Les deux objectifs politiques de la séquence que nous voulons ouvrir sont clairs.
Clôturer la phase précédente de la confrontation armée en menant le processus de résolution jusqu’à son terme, ce qui implique notamment de résoudre la question des prisonniers.
Relancer le processus souverainiste en Euskal Herria, en construisant à l’instar de ce qui a été possible en Catalogne, des accords majoritaires pour la mise en oeuvre du droit à l’autodétermination.

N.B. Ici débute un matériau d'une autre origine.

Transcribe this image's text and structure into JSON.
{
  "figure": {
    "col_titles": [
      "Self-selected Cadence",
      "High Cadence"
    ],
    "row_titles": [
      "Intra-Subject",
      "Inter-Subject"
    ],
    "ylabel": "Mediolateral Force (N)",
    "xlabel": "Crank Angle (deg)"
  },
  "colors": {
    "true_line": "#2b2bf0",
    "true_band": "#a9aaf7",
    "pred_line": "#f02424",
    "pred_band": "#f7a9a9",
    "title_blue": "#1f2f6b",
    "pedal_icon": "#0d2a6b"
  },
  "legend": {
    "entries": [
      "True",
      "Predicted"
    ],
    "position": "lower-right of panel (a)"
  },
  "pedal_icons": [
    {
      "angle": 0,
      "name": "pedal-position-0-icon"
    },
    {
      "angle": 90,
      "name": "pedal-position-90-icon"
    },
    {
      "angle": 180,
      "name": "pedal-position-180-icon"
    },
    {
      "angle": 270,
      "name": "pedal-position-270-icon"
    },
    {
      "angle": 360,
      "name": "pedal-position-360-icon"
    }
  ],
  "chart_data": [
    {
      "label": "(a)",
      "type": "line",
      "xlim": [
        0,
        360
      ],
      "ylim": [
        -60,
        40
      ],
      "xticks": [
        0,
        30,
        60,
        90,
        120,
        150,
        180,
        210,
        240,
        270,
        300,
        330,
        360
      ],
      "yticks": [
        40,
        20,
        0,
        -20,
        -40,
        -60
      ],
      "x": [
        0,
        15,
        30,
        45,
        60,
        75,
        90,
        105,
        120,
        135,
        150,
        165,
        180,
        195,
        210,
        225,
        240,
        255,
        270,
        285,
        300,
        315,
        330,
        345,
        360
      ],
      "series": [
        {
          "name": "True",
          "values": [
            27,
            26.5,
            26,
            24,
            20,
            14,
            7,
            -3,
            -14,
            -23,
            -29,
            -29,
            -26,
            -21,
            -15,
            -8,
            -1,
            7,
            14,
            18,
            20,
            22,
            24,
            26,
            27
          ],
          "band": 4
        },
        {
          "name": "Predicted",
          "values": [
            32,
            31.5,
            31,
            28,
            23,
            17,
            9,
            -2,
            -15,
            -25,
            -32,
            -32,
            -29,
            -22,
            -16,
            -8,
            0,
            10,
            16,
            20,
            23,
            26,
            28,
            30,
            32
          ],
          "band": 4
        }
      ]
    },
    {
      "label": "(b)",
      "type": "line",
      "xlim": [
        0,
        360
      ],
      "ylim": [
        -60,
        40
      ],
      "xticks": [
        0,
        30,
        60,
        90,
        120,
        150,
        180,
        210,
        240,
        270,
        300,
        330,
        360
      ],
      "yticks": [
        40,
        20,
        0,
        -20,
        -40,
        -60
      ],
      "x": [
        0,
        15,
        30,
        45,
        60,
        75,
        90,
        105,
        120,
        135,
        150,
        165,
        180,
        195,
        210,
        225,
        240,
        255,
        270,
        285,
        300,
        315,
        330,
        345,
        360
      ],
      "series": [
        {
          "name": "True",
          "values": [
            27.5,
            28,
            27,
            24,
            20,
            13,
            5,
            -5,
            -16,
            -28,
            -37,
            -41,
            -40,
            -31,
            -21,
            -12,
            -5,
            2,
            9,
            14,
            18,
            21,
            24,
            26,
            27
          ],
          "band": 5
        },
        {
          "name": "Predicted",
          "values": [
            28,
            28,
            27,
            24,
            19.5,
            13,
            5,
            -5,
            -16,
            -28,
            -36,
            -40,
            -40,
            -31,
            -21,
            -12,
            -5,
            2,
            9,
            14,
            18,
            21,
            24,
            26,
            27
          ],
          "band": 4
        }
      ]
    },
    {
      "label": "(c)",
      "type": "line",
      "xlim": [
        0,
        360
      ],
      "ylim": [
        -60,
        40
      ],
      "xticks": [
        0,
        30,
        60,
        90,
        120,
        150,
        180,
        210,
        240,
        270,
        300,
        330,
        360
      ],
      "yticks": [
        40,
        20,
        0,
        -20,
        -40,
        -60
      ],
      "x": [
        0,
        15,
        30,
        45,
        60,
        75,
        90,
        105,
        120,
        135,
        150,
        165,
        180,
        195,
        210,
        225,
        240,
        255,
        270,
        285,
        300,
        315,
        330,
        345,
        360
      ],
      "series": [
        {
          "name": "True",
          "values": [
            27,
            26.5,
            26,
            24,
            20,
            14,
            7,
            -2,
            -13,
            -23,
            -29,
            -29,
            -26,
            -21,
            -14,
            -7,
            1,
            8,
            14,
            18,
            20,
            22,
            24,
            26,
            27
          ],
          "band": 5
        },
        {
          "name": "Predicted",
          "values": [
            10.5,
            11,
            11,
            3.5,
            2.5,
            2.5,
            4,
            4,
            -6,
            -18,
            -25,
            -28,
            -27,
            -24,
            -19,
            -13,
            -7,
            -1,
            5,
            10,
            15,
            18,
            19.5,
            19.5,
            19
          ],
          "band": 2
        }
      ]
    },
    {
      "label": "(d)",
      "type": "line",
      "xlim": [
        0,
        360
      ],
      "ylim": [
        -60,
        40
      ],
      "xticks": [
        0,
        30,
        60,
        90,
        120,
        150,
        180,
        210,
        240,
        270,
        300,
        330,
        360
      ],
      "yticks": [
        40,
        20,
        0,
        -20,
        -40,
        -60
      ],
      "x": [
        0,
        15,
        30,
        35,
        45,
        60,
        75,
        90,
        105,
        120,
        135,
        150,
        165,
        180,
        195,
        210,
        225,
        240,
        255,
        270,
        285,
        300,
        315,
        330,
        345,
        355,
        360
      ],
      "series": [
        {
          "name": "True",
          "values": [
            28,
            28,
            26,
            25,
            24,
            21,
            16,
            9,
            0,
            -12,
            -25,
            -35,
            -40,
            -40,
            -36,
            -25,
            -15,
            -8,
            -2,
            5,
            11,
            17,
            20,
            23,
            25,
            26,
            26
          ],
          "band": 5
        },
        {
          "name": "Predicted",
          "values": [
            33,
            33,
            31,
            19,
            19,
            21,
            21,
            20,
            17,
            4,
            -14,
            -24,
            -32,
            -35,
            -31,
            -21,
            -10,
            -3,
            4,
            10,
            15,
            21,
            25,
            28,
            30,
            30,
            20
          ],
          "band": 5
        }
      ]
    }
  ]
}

Nous disposons pour ce faire d’une nouvelle donne politique, caractérisée d’un côté par l’ampleur de la crise de l’Etat espagnol, et de l’autre, par des avancées sur la question territoriale avec l’arrivée au pouvoir des abertzale en Navarre, et une première forme de reconnaissance d’Iparralde.
La réalisation des deux objectifs implique de répondre aux quatre nécessités suivantes.
Premièrement, tout en réaffirmant nos fondamentaux (en particulier la légitimité de la lutte en faveur des droits inaliénables de notre peuple), réactualiser notre projet indépendantiste en répondant, au delà du cercle abertzale, aux problématiques du quotidien de larges secteurs de la population subissant de plein fouet la crise économique, sociale et écologique actuelle.
Confrontement démocratique avec les Etats
Le concept de “République basque” entend répondre à cette nécessité, en soumettant au débat les caractéristiques d’un Etat confédéral basque de demain. Redonner priorité au champ de l’activation sociale, en repensant nos pratiques politiques, mais aussi en réfléchissant à notre stratégie d’alliance.
L’enjeu n’est pas de nous poser en avant-garde “éclairée”, mais bien de conforter et d’élargir des espaces de travail en commun qui permettent une activation déterminée de la société civile. Car, seule une telle activation est garante du fait qu’Euskal Herria ressorte gagnant d’un contexte qui est voué à prendre les formes d’une confrontation démocratique avec des Etats arc-boutés sur une posture de statu quo, et une offensive néo-libérale visant à mettre en pièces un maximum de droits sociaux.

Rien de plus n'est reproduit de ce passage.